Providers, payers, and regulators are all taking a closer look at behavioral health assessments – and with good reason.
Here are five things to know, from the goal of increased adoption to the benefits and financial impact for providers.
Why does nearly every appointment involve checking a patient’s vital signs? To screen for concerns that need immediate attention—and to develop a running record that supports the effective diagnosis of a chronic condition.
Assessing behavioral health is no different.
When all providers offer behavioral health assessments, there’s a greater likelihood of catching concerns even if the patient doesn’t proactively seek out a behavioral health provider. Ultimately, assessments mean more eyes on the patient’s self-reported wellbeing, and more ears attuned to any cry for help, no matter how faint.
Standardized assessments also give providers a way to track changes in their patients’ behavioral health. Over time, the aggregated results create a cohesive record of the patient’s self-reported behavioral health – a vital resource for diagnosing chronic behavioral health conditions.
Electronic, self-administered behavioral health assessments give patients an easy, low-stress way to provide honest answers about what they’re experiencing. Rather than being asked to describe their symptoms or behaviors face-to-face, patients simply answer multiple choice questions on a tablet. The results can be automatically scored and made available to the provider for review.
Remember, some patients might be embarrassed or hesitant to ask for the help they need, especially if they’ve never sought help for a behavioral health condition before. Others might not know how to talk about behavioral health—so they shy away from bringing it up. Still other patients might not even realize that mental illness or substance abuse is impacting their overall health and wellbeing. Whatever the reason, the right questions—presented in a patient-friendly format—help uncover concerns that otherwise would have been missed.
Physical and mental health are intertwined. Behavioral health directly impacts physical wellbeing. And physical ailments, including chronic disease, can precede and in some cases precipitate mental illness—which in turn complicates the treatment of the physical condition.
Data points included in a recent Modern Healthcare article underscore this relationship:
Between 15% to 30% of people with diabetes also have depression, resulting in worse outcomes, such as higher body-mass index and increased risk of other conditions (e.g., coronary artery disease, cerebrovascular disease, and microvascular complications…).
Up to 33% of those who suffer a heart attack later experience depression.
Comorbid depression affects 15% to 25% of people with cancer.

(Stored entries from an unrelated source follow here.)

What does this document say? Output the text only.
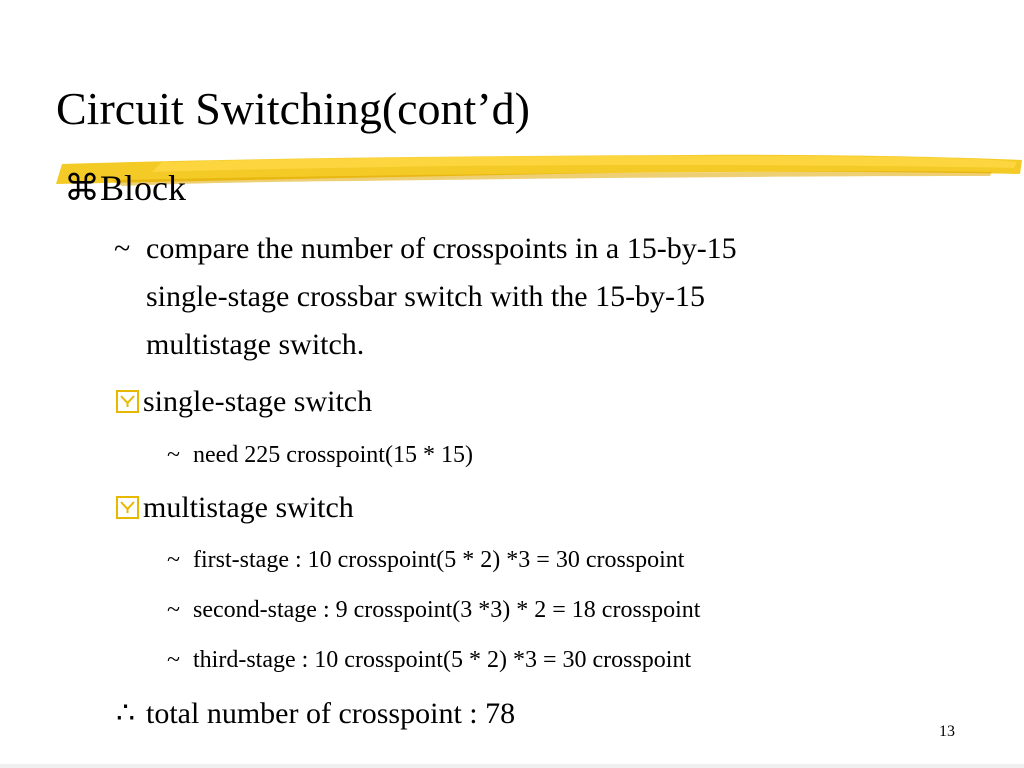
Circuit Switching(cont’d)
⌘Block
~ compare the number of crosspoints in a 15-by-15
single-stage crossbar switch with the 15-by-15
multistage switch.
single-stage switch
~ need 225 crosspoint(15 * 15)
multistage switch
~ first-stage : 10 crosspoint(5 * 2) *3 = 30 crosspoint
~ second-stage : 9 crosspoint(3 *3) * 2 = 18 crosspoint
~ third-stage : 10 crosspoint(5 * 2) *3 = 30 crosspoint
∴ total number of crosspoint : 78
13
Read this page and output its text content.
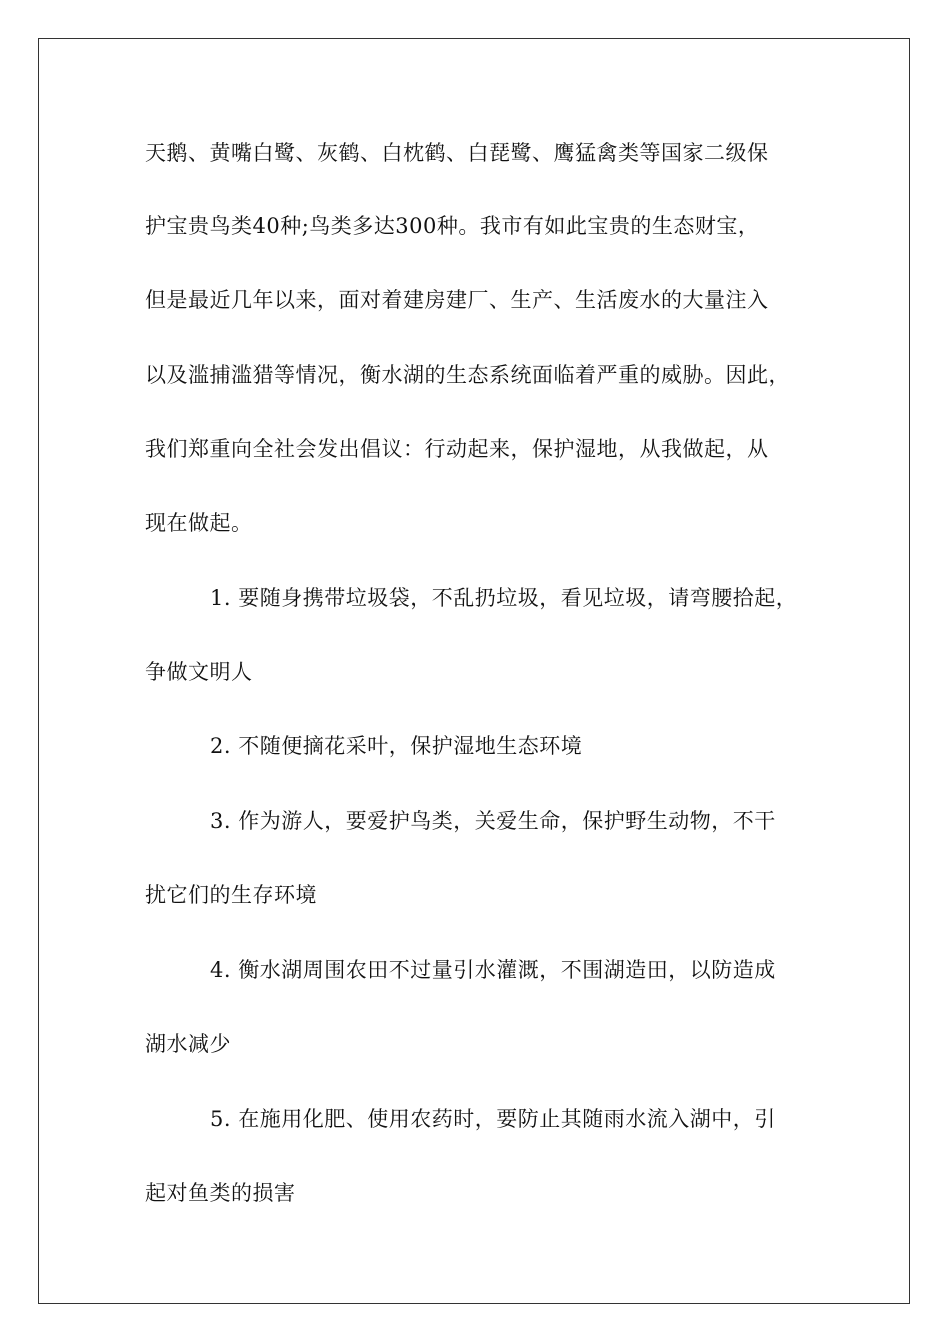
天鹅、黄嘴白鹭、灰鹤、白枕鹤、白琵鹭、鹰猛禽类等国家二级保
护宝贵鸟类40种;鸟类多达300种。我市有如此宝贵的生态财宝，
但是最近几年以来，面对着建房建厂、生产、生活废水的大量注入
以及滥捕滥猎等情况，衡水湖的生态系统面临着严重的威胁。因此，
我们郑重向全社会发出倡议：行动起来，保护湿地，从我做起，从
现在做起。
1. 要随身携带垃圾袋，不乱扔垃圾，看见垃圾，请弯腰拾起，
争做文明人
2. 不随便摘花采叶，保护湿地生态环境
3. 作为游人，要爱护鸟类，关爱生命，保护野生动物，不干
扰它们的生存环境
4. 衡水湖周围农田不过量引水灌溉，不围湖造田，以防造成
湖水减少
5. 在施用化肥、使用农药时，要防止其随雨水流入湖中，引
起对鱼类的损害
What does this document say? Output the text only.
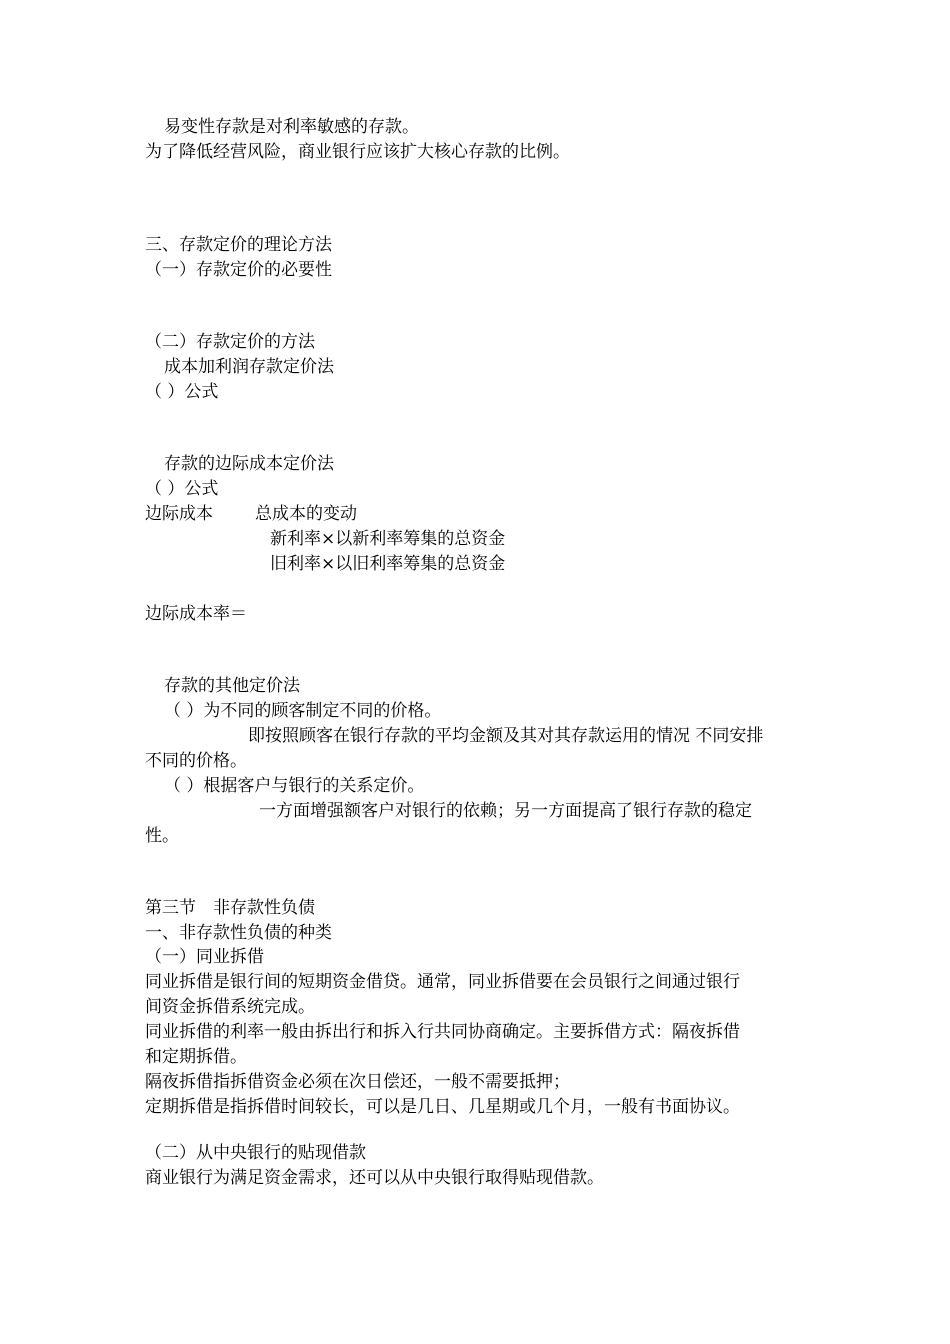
易变性存款是对利率敏感的存款。
为了降低经营风险，商业银行应该扩大核心存款的比例。
三、存款定价的理论方法
（一）存款定价的必要性
（二）存款定价的方法
成本加利润存款定价法
（ ）公式
存款的边际成本定价法
（ ）公式
边际成本 总成本的变动
新利率×以新利率筹集的总资金
旧利率×以旧利率筹集的总资金
边际成本率＝
存款的其他定价法
（ ）为不同的顾客制定不同的价格。
即按照顾客在银行存款的平均金额及其对其存款运用的情况 不同安排
不同的价格。
（ ）根据客户与银行的关系定价。
一方面增强额客户对银行的依赖；另一方面提高了银行存款的稳定
性。
第三节　非存款性负债
一、非存款性负债的种类
（一）同业拆借
同业拆借是银行间的短期资金借贷。通常，同业拆借要在会员银行之间通过银行
间资金拆借系统完成。
同业拆借的利率一般由拆出行和拆入行共同协商确定。主要拆借方式：隔夜拆借
和定期拆借。
隔夜拆借指拆借资金必须在次日偿还，一般不需要抵押；
定期拆借是指拆借时间较长，可以是几日、几星期或几个月，一般有书面协议。
（二）从中央银行的贴现借款
商业银行为满足资金需求，还可以从中央银行取得贴现借款。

[Data provided by Navigant.]
Seen in this light, identifying and treating behavioral health conditions is a vital aspect of disease management for chronic physical diseases. When the former goes unrecognized or untreated, it undercuts the efficacy of treatment plans for the latter. For example, a patient suffering from untreated depression will likely find it more difficult to engage in regular exercise—a critical aspect of care plans for diabetes and cardiovascular disease.

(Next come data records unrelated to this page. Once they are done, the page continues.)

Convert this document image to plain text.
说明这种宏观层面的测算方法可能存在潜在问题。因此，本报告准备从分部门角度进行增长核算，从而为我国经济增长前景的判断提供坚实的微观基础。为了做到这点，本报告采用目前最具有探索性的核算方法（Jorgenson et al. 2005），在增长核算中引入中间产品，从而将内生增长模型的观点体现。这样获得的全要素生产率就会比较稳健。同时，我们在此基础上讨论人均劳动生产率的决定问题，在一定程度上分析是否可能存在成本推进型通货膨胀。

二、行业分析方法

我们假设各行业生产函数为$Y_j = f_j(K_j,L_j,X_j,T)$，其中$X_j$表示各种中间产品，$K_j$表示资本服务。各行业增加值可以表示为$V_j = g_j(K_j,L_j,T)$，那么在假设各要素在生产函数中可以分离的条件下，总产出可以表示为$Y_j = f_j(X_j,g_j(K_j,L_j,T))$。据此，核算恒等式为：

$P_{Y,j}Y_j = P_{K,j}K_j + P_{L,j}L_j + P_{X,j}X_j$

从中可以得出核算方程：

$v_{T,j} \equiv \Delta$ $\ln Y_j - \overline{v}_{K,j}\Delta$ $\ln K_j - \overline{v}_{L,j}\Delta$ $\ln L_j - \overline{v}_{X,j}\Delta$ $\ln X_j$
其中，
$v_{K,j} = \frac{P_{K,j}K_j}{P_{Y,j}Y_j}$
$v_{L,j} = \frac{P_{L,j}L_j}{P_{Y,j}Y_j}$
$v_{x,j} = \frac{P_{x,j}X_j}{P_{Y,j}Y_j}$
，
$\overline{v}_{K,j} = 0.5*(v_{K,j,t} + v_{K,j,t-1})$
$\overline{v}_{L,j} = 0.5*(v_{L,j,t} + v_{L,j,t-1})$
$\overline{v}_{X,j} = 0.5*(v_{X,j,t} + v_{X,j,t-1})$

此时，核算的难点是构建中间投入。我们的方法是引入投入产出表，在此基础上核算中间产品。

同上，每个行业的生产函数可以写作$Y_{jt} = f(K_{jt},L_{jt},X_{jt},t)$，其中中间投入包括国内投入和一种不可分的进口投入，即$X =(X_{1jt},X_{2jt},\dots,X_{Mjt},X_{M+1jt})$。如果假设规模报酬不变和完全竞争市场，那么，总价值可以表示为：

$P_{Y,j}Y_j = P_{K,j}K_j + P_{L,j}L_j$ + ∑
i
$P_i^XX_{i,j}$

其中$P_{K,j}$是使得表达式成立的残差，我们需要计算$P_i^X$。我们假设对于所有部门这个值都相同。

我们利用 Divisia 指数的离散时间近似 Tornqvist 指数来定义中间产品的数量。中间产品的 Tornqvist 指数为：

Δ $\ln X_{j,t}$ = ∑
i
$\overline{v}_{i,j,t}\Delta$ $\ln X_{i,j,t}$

Given the impact of behavioral health on overall patient wellbeing, it’s no surprise that payers are looking for ways to incentivize behavioral health assessments. Payers want providers to conduct these assessments—so commercial and government payers typically reimburse assessments as a billable service, in hopes that more providers will offer them.

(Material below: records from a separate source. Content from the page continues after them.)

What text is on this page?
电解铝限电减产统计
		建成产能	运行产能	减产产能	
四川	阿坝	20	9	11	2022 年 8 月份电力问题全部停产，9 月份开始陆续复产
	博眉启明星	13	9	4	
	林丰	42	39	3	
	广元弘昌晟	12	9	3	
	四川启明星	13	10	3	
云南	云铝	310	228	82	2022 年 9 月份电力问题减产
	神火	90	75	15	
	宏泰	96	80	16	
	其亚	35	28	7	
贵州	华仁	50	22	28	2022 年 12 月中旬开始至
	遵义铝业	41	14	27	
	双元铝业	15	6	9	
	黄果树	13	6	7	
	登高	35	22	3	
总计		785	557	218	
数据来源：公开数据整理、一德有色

It’s also not surprising that the incentives reflect a preference for electronic assessments, as opposed to paper-based versions. Electronic versions can be scored automatically, eliminating the time-consuming manual process that so often leads to a backlog of unscored (and unexamined, and unpaid) paper-based assessments. Automatic scoring also increases the likelihood of a provider reviewing the results in a timely manner—so patients whose results indicate concerns are less likely to slip through the cracks.
All of this is why payers reimburse electronic assessments at a significantly higher rate—typically 3x or more than the rate for paper-based assessments.
Assessing and monitoring behavioral health is also a key metric for value-based care initiatives like MACRA and MIPS—and the commercial payer programs that mirror these government efforts. The thinking is the same as what’s behind fee-for-service incentives: catching behavioral health concerns as early as possible leads to better outcomes, more effective cost containment, and more efficient health-system utilization.
As payers continue to shift toward value-based payment models, the ability to seamlessly incorporate behavioral health assessments into primary and specialty care will take on greater and greater importance. In fact, providers of every type shouldn’t be surprised if—or, more likely, when—assessing behavioral health becomes par for the quality-reporting course. A patient- and provider-friendly assessment solution lays the groundwork for meeting these quality metrics. More important, it reduces the risk of undiagnosed or untreated mental illness and substance abuse—which is something everyone can get behind.